Campos is focusing on broader progressive policies like Medicare for All and a better living wage, while Haney is focusing on kitchen table issues like housing costs and homelessness.
In a recent clash on an affordable housing project on Stevenson Street that was denied by the Board of Supervisors, Haney and Campos fell on opposite sides of the issue. Haney supported the project while Campos wrote on his campaign website that the project was “not good enough.”
“The Stevenson vote is exemplary on how these two candidates differ,” Mahogany said.
Q: How could the recall on District Attorney Chesa Boudin affect the AD 17 race between now and April 19?
It looks like neither side gains anything from direct association with the district attorney recall, despite Campos’ work as a chief of staff to DA Boudin. McDaniel said that the politics of the recall “should not affect the race much,” but “if Campos is put in the position of defending Boudin’s policies publicly, then maybe.”

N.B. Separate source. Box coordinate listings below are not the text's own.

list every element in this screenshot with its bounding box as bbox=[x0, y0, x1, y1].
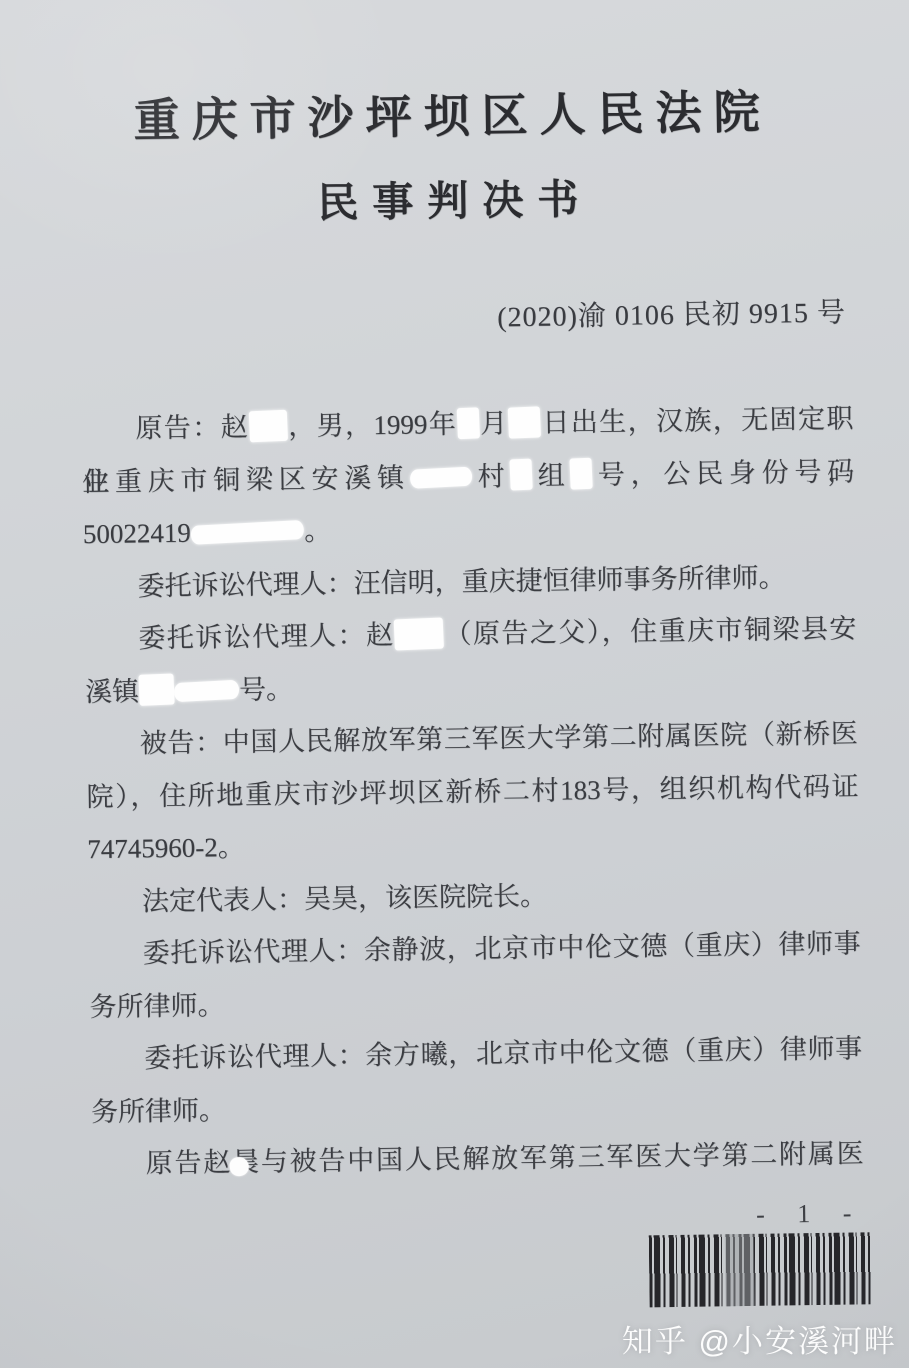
text-run: 委托诉讼代理人：余静波，北京市中伦文德（重庆）律师事 bbox=[143, 928, 861, 968]
text-run: 法定代表人：吴昊，该医院院长。 bbox=[142, 880, 547, 916]
case-number: (2020)渝 0106 民初 9915 号 bbox=[497, 291, 846, 336]
text-run: （原告之父），住重庆市铜梁县安 bbox=[443, 613, 857, 649]
text-run: 号，公民身份号码 bbox=[592, 456, 854, 490]
redaction-mark bbox=[510, 459, 533, 491]
redaction-mark bbox=[248, 410, 287, 443]
text-run: 住重庆市铜梁区安溪镇 bbox=[82, 462, 410, 497]
text-run: 。 bbox=[304, 516, 331, 546]
judgment-document: 重庆市沙坪坝区人民法院 民事判决书 (2020)渝 0106 民初 9915 号… bbox=[0, 0, 909, 1368]
text-line: 住重庆市铜梁区安溪镇村组号，公民身份号码 bbox=[82, 445, 855, 508]
text-run: 务所律师。 bbox=[91, 1095, 226, 1127]
document-type-title: 民事判决书 bbox=[0, 162, 903, 234]
redaction-mark bbox=[570, 458, 593, 490]
redaction-mark bbox=[394, 617, 444, 650]
text-run: 与被告中国人民解放军第三军医大学第二附属医 bbox=[261, 1138, 864, 1176]
text-run: 溪镇 bbox=[85, 676, 139, 707]
text-run: 月 bbox=[479, 408, 509, 438]
text-line: 委托诉讼代理人：赵（原告之父），住重庆市铜梁县安 bbox=[84, 602, 857, 665]
text-run: 号。 bbox=[239, 674, 293, 705]
text-run: 原告：赵 bbox=[135, 412, 249, 444]
text-run: 务所律师。 bbox=[89, 990, 224, 1022]
redaction-mark bbox=[457, 407, 480, 439]
text-run: 74745960-2。 bbox=[87, 832, 245, 864]
smudged-char: 晨 bbox=[232, 1147, 261, 1177]
text-run: 被告：中国人民解放军第三军医大学第二附属医院（新桥医 bbox=[140, 718, 858, 758]
barcode bbox=[649, 1232, 874, 1307]
text-line: 委托诉讼代理人：余静波，北京市中伦文德（重庆）律师事 bbox=[88, 917, 861, 980]
redaction-mark bbox=[138, 674, 174, 706]
text-line: 院），住所地重庆市沙坪坝区新桥二村183号，组织机构代码证 bbox=[86, 760, 859, 823]
text-run: 村 bbox=[472, 461, 511, 492]
text-run: 组 bbox=[532, 460, 571, 491]
text-line: 原告赵晨与被告中国人民解放军第三军医大学第二附属医 bbox=[91, 1127, 864, 1190]
document-photo: 重庆市沙坪坝区人民法院 民事判决书 (2020)渝 0106 民初 9915 号… bbox=[0, 0, 909, 1368]
page-number: - 1 - bbox=[756, 1198, 861, 1229]
document-body: 原告：赵，男，1999年月日出生，汉族，无固定职业，住重庆市铜梁区安溪镇村组号，… bbox=[81, 392, 864, 1190]
text-run: 50022419 bbox=[83, 518, 191, 550]
text-run: 原告赵 bbox=[145, 1147, 232, 1178]
text-run: 委托诉讼代理人：赵 bbox=[138, 620, 394, 654]
redaction-mark bbox=[508, 406, 542, 438]
watermark: 知乎 @小安溪河畔 bbox=[622, 1316, 897, 1361]
text-run: 委托诉讼代理人：汪信明，重庆捷恒律师事务所律师。 bbox=[137, 562, 785, 601]
text-line: 委托诉讼代理人：余方曦，北京市中伦文德（重庆）律师事 bbox=[90, 1022, 863, 1085]
text-run: 院），住所地重庆市沙坪坝区新桥二村183号，组织机构代码证 bbox=[86, 771, 858, 812]
text-run: ，男，1999年 bbox=[287, 409, 458, 441]
text-run: 委托诉讼代理人：余方曦，北京市中伦文德（重庆）律师事 bbox=[144, 1033, 862, 1073]
redaction-mark bbox=[409, 466, 472, 489]
court-name: 重庆市沙坪坝区人民法院 bbox=[0, 74, 901, 153]
redaction-mark bbox=[174, 679, 240, 702]
redaction-mark bbox=[190, 520, 304, 545]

That said, things may be different in certain constituencies. The District Attorney recall campaign has significant vocal support in the Asian American community, which has been targeted by pandemic-inspired hate crimes. It’s here where Campos’ ties to Boudin, which he has already tried to downplay, could be a real liability.
Campos said he hopes his—not Boudin’s—record on public safety, including his time on the police commission, will dominate the conversation come April.
“San Franciscans believe it’s possible to have both safety and reform,” Campos said.
Correction: An earlier version of this article incorrectly stated that the United Democratic Club had endorsed Bilal Mahmood. They did not make an endorsement for the February vote.